The governments named in the investigation have denied any involvement or wrongdoing.
NSO claims that the allegations of spying on journalists are the result of a "misinterpretation" of the leaked data, which is not related to the Pegasus customer target list "or any other NSO product".
In a statement sent to Forbidden Stories, NSO said it would continue to "investigate any credible allegations of misuse and take appropriate action".
According to NSO's transparency report, Pegasus is "not a mass surveillance technology" and "is only used when there is a legitimate legal or intelligence reason".
"NSO Group is on a life-saving mission, and the company will faithfully execute this mission undeterred, despite any and all continued attempts to discredit it on false grounds," the company said.

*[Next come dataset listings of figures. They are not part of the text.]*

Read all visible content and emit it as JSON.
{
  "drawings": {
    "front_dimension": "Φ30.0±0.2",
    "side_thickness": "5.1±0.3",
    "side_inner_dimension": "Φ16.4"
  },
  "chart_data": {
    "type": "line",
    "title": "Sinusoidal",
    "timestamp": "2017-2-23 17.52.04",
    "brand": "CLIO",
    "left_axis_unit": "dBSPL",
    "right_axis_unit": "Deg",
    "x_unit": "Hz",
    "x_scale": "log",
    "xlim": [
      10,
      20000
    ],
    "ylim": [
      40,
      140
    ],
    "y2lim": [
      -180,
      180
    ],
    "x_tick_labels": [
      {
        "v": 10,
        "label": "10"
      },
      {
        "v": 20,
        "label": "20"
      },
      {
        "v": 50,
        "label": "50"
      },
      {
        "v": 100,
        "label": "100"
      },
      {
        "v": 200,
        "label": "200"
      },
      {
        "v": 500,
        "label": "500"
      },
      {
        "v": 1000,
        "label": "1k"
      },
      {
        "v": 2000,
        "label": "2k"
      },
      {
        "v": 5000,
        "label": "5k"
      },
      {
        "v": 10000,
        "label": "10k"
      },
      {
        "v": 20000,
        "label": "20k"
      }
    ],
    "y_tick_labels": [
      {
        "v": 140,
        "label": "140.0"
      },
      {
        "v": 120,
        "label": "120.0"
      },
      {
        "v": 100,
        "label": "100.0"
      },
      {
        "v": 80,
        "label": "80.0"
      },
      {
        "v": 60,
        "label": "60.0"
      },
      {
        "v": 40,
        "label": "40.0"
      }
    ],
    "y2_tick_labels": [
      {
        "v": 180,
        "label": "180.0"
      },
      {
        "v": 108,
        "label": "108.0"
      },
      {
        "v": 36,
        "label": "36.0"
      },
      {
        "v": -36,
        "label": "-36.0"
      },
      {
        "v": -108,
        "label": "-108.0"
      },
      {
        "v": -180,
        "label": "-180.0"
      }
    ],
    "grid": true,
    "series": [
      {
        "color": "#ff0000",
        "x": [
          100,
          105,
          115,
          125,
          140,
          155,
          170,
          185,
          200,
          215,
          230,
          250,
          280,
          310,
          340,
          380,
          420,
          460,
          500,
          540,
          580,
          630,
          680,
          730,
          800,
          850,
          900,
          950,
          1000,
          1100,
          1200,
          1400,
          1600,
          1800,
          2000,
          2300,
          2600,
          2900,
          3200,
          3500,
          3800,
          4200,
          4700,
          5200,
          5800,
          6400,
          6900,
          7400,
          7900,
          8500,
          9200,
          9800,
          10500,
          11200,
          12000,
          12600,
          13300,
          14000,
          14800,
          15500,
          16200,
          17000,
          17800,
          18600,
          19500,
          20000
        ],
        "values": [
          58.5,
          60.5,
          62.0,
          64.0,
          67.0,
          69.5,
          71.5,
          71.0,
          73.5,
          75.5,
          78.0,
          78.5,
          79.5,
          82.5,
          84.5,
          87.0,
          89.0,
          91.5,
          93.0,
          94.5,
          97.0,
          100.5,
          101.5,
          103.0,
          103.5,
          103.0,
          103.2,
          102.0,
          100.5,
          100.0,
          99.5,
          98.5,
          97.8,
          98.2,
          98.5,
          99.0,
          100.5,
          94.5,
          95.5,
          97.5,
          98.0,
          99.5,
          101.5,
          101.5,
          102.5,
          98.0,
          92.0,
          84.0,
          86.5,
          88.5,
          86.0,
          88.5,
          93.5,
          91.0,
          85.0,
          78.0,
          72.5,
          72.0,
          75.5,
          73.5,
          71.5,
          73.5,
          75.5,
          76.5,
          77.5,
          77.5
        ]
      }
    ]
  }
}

Analysis shows 85 per cent of phones on the list were infected
To corroborate the Pegasus Project's findings, Amnesty International and the Citizen Lab project based at the University of Toronto in Canada carried out forensic analysis of 43 phones identified on the leaked database.
They found that 85 per cent of the devices had either been infected by Pegasus or that an attempt had been made to install it.
"We have been recommending to each other this tool or that tool, how to keep [our phones] more and more secure from the eyes of the government," said Azerbaijani journalist Khadija Ismayilova.
"And yesterday I realized there is no way. Unless you lock yourself in an iron bunker, there's no way they won't interfere with your communications".